Bilateral Breast Reduction Outcomes In Patients With Autoimmune Connective Tissue Disease
Gustavo A. Rubio, M.D., Seth R. Thaller, M.D., DM.D., F.A.C.S.
University of Miami Leonard M. Miller School of Medicine, Miami, FL, USA.
Purpose: Autoimmune connective tissue diseases (CTDs) are associated with a wide spectrum of soft tissue and systemic manifestations that may significantly impact outcomes in elective breast surgery. Purpose of this study was to evaluate whether CTDs are associated with an increased rate of complications following bilateral breast reductions.
Method: Nationwide Inpatient Sample (2006-2011) was queried to identify bilateral breast reduction cases. Patients with rheumatoid arthritis, systemic lupus erythematosus, Sjogren’s syndrome, Raynaud’s syndrome, psoriatic arthritis, or scleroderma were identified. Demographic factors, co-morbidities, and postoperative complications were compared to patients without CTD using student t-test, chi-square, and risk-adjusted multivariate logistic regression.

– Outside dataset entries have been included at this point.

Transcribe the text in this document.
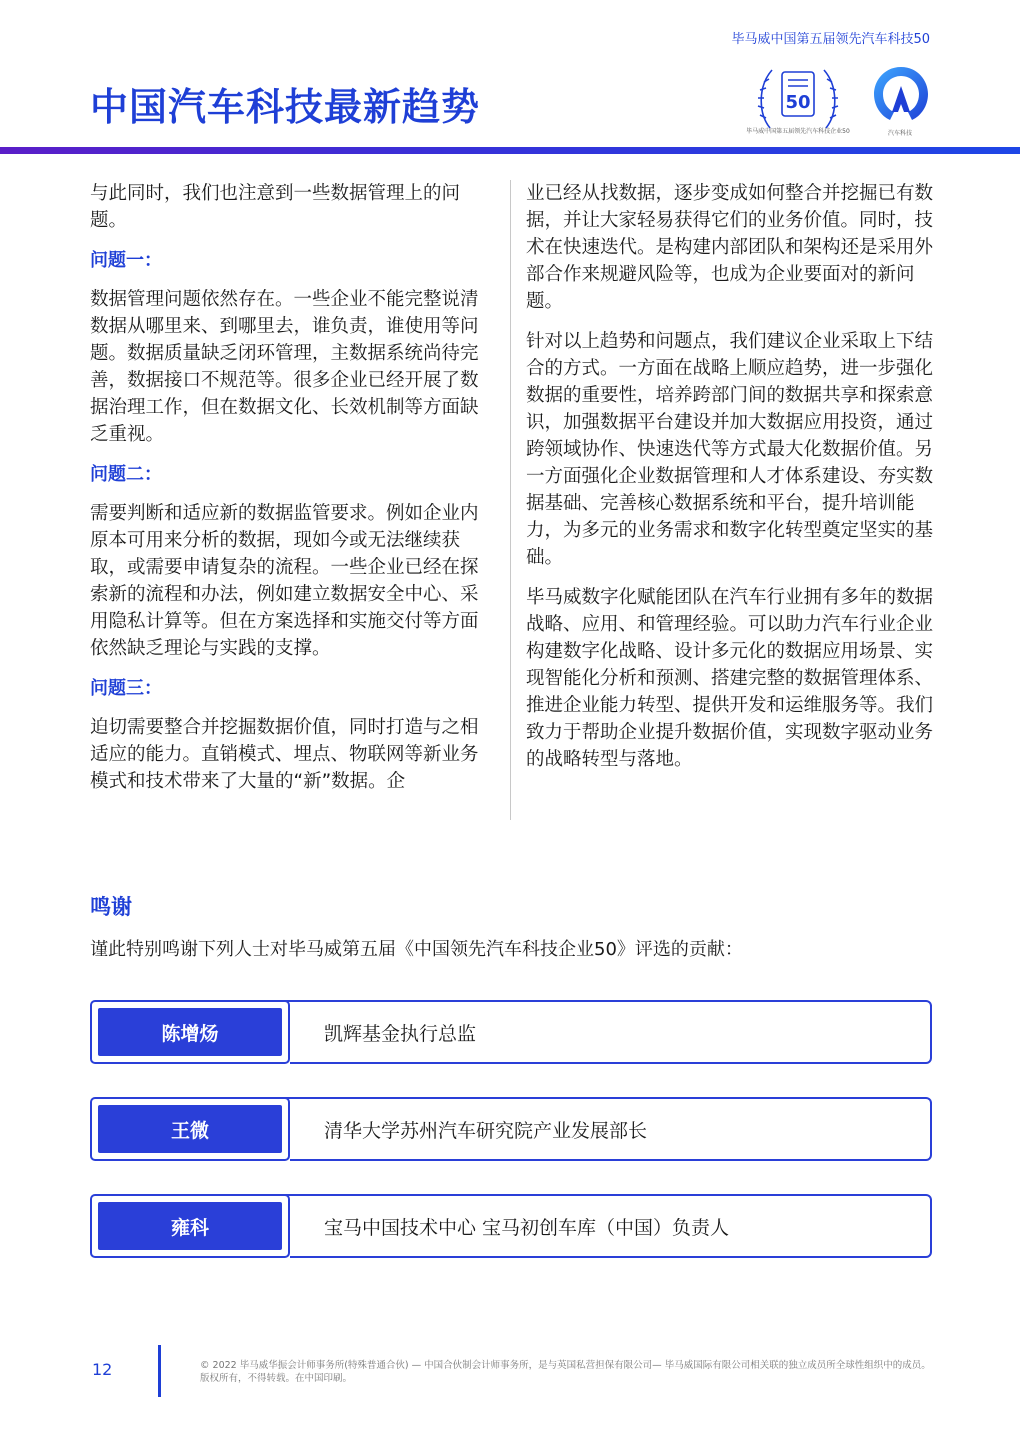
毕马威中国第五届领先汽车科技50
中国汽车科技最新趋势	50
毕马威中国第五届领先汽车科技企业50	汽车科技

与此同时，我们也注意到一些数据管理上的问题。

问题一：

数据管理问题依然存在。一些企业不能完整说清数据从哪里来、到哪里去，谁负责，谁使用等问题。数据质量缺乏闭环管理，主数据系统尚待完善，数据接口不规范等。很多企业已经开展了数据治理工作，但在数据文化、长效机制等方面缺乏重视。

问题二：

需要判断和适应新的数据监管要求。例如企业内原本可用来分析的数据，现如今或无法继续获取，或需要申请复杂的流程。一些企业已经在探索新的流程和办法，例如建立数据安全中心、采用隐私计算等。但在方案选择和实施交付等方面依然缺乏理论与实践的支撑。

问题三：

迫切需要整合并挖掘数据价值，同时打造与之相适应的能力。直销模式、埋点、物联网等新业务模式和技术带来了大量的“新”数据。企

业已经从找数据，逐步变成如何整合并挖掘已有数据，并让大家轻易获得它们的业务价值。同时，技术在快速迭代。是构建内部团队和架构还是采用外部合作来规避风险等，也成为企业要面对的新问题。

针对以上趋势和问题点，我们建议企业采取上下结合的方式。一方面在战略上顺应趋势，进一步强化数据的重要性，培养跨部门间的数据共享和探索意识，加强数据平台建设并加大数据应用投资，通过跨领域协作、快速迭代等方式最大化数据价值。另一方面强化企业数据管理和人才体系建设、夯实数据基础、完善核心数据系统和平台，提升培训能力，为多元的业务需求和数字化转型奠定坚实的基础。

毕马威数字化赋能团队在汽车行业拥有多年的数据战略、应用、和管理经验。可以助力汽车行业企业构建数字化战略、设计多元化的数据应用场景、实现智能化分析和预测、搭建完整的数据管理体系、推进企业能力转型、提供开发和运维服务等。我们致力于帮助企业提升数据价值，实现数字驱动业务的战略转型与落地。

鸣谢
谨此特别鸣谢下列人士对毕马威第五届《中国领先汽车科技企业50》评选的贡献：
陈增炀	凯辉基金执行总监
王微	清华大学苏州汽车研究院产业发展部长
雍科	宝马中国技术中心 宝马初创车库（中国）负责人
12	© 2022 毕马威华振会计师事务所(特殊普通合伙) — 中国合伙制会计师事务所，是与英国私营担保有限公司— 毕马威国际有限公司相关联的独立成员所全球性组织中的成员。版权所有，不得转载。在中国印刷。
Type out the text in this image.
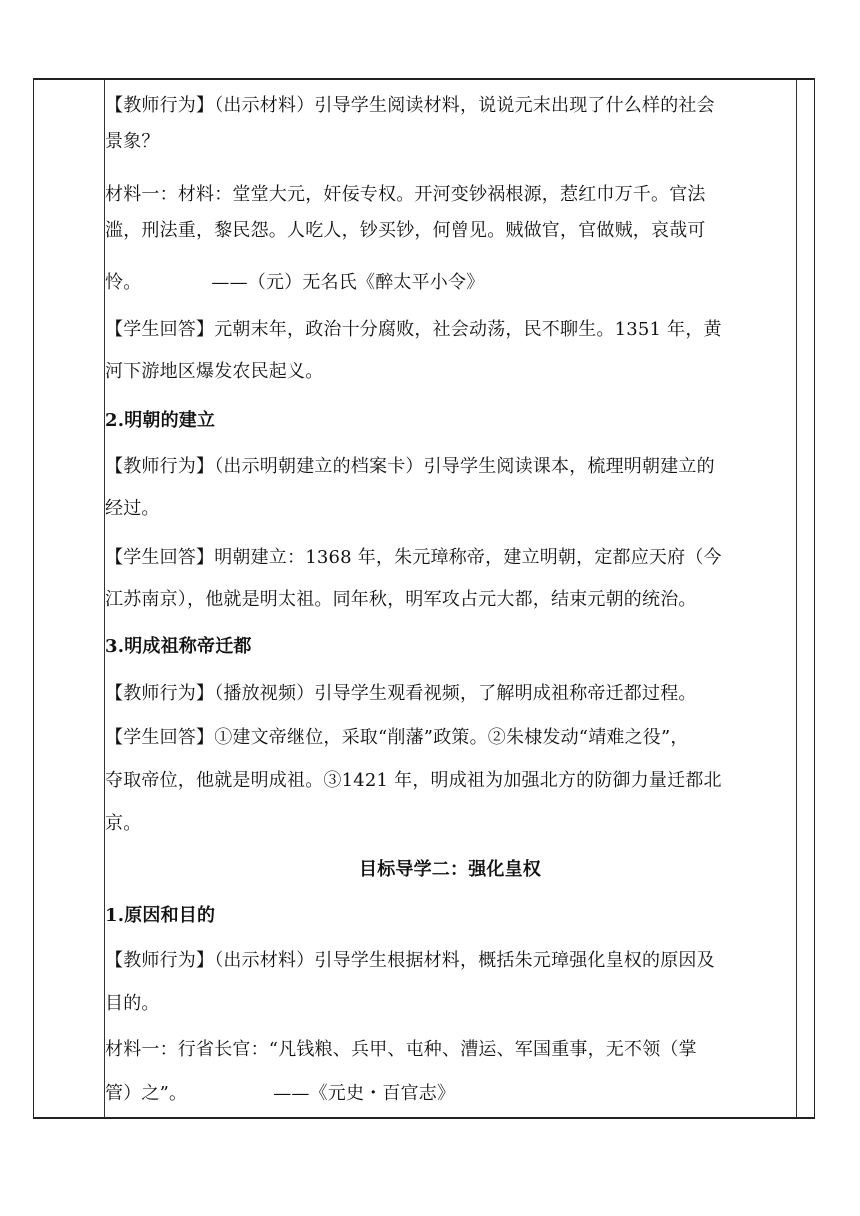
【教师行为】（出示材料）引导学生阅读材料，说说元末出现了什么样的社会
景象？
材料一：材料：堂堂大元，奸佞专权。开河变钞祸根源，惹红巾万千。官法
滥，刑法重，黎民怨。人吃人，钞买钞，何曾见。贼做官，官做贼，哀哉可
怜。	——（元）无名氏《醉太平小令》
【学生回答】元朝末年，政治十分腐败，社会动荡，民不聊生。1351 年，黄
河下游地区爆发农民起义。
2.明朝的建立
【教师行为】（出示明朝建立的档案卡）引导学生阅读课本，梳理明朝建立的
经过。
【学生回答】明朝建立：1368 年，朱元璋称帝，建立明朝，定都应天府（今
江苏南京），他就是明太祖。同年秋，明军攻占元大都，结束元朝的统治。
3.明成祖称帝迁都
【教师行为】（播放视频）引导学生观看视频，了解明成祖称帝迁都过程。
【学生回答】①建文帝继位，采取“削藩”政策。②朱棣发动“靖难之役”，
夺取帝位，他就是明成祖。③1421 年，明成祖为加强北方的防御力量迁都北
京。
目标导学二：强化皇权
1.原因和目的
【教师行为】（出示材料）引导学生根据材料，概括朱元璋强化皇权的原因及
目的。
材料一：行省长官：“凡钱粮、兵甲、屯种、漕运、军国重事，无不领（掌
管）之”。	——《元史・百官志》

Results: A total of 22,653 bilateral breast reductions were performed during study period. Of these, 428 (1.9%) were performed in patients with CTD. Patients with CTD were older (50.5 vs 42.5 years, respectively) and had higher rates of co-morbidities compared to non-CTD patients (p<0.01). Postoperatively, patients with CTD experienced higher rates of wound infections (1.2% vs 0.2%, p<0.01), venous thromboembolism (2.3% vs 0.2%, p<0.01), and major medical complications (4.4% vs 1.8%, p<0.01) compared to non-CTD patients, respectively. On multivariate logistic regression analyses, CTDs were independently associated with increased risk of wound infection (OR 3.6, 95% CI 1.3-10.5), venous thromboembolism (OR 11.7, 95% CI 5.6-24.7), and other major medical complications (OR 1.8, 95% CI 1.1-3.0).
Conclusion: Patients with CTD are at significantly increased risk for complications following elective bilateral breast reduction. Such high risk patients require careful patient selection and strategies to minimize risk of serious postoperative complications including venous thromboembolism.